Now move in, they are warmed to the task. “What problems would you have with being on a jury that’s asked for a verdict of $XM or $XXM? (If you can’t specify an amount for intangibles, try, “medical bills and lost wages are $X.XM, but the human losses are many times greater.) What problems will you have being a juror if that the kind of money we’re talking about? Head off a staking out objection by this framing, “I’m not asking if you’d give it, but only what problems you’ll have if you decide it’s the right amount. Some people have problems giving that much. Mr. Juror, how do you feel about it?
Focus on the good folks who balk to give any “big” amount. Draw them out. Find out just how strong their objections are and just how much of a problem it would be giving that much.
Don’t worry about poisoning the jury by having them hear the opinions or attitudes that are more likely than not unhelpful to your case. Nobody’s empassioned statements are going to change anyone’s mind, but they might give another like minded panelist the impetuous to indicate agreement and speak up themselves.

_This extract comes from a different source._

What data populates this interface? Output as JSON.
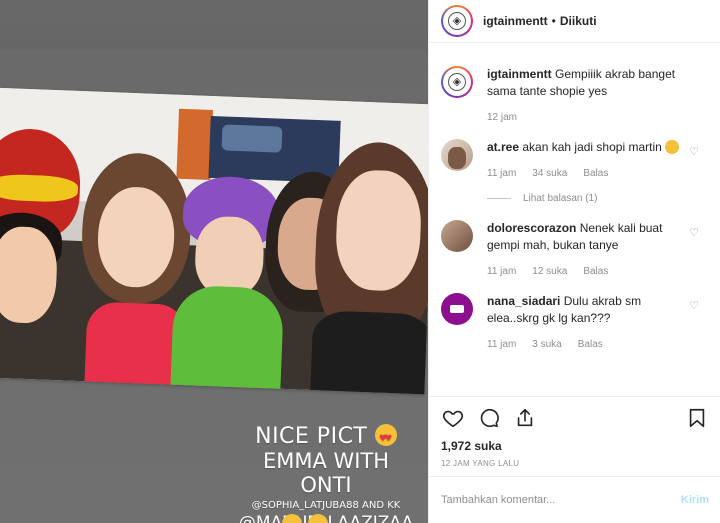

Now further narrow the funnel and focus in: “During the trial, we’ll tell you about John’s pain and suffering. But there’s nothing on paper with prices attached, like there are with his medical bills. What trouble would you have including money in your verdict for pain and suffering? I’m asking you this because my own father thinks money for pain and suffering should never be given, because it does not make the pain and suffering go away. (Normalizing statement) Other people think money for pain and suffering is ok. How many of you are a little closer to people who think money for pain and suffering is ok? (Wait for hand raise and then…) How many of you are closer to my father who would have a little trouble giving money for pain and suffering because it can’t make the pain and suffering go away? Follow up, open ended e.g., “tell me about that” and get the cause strike.
Create a welcoming and open “town hall” space (tell them that what you want to do is do a townhall experience like Mr’s Obama and McCain.) Think that you are the moderator and your job is to create a dialogue. Encourage strong voices to disclose and set the mark high, so that folks who feel the same way but aren’t as willing or able will have a spokesperson, and then count the folks who would get in line behind your most extreme panelist. Follow up with each one and elicit the recognition admission from each that it would be difficult, if only a little, to step around their strongly held beliefs and values. Set the pick for the cause strike or at least red flag your peremptory strikes.
Repeat on each significant voir dire issue.
It’s about normalizing the attitudes and the act of disclosing it “among like minded, good people”. We like folks who are like us and expect fair treatment from them. Create an environment of open forum and encourage pertinent disclosures on issues and attitudes of concern. Smile, as they are your guests and you are simply making a seating chart for the table.
A good host will quickly learn who to seat and who to invite to the red car/blue car trial down the hall.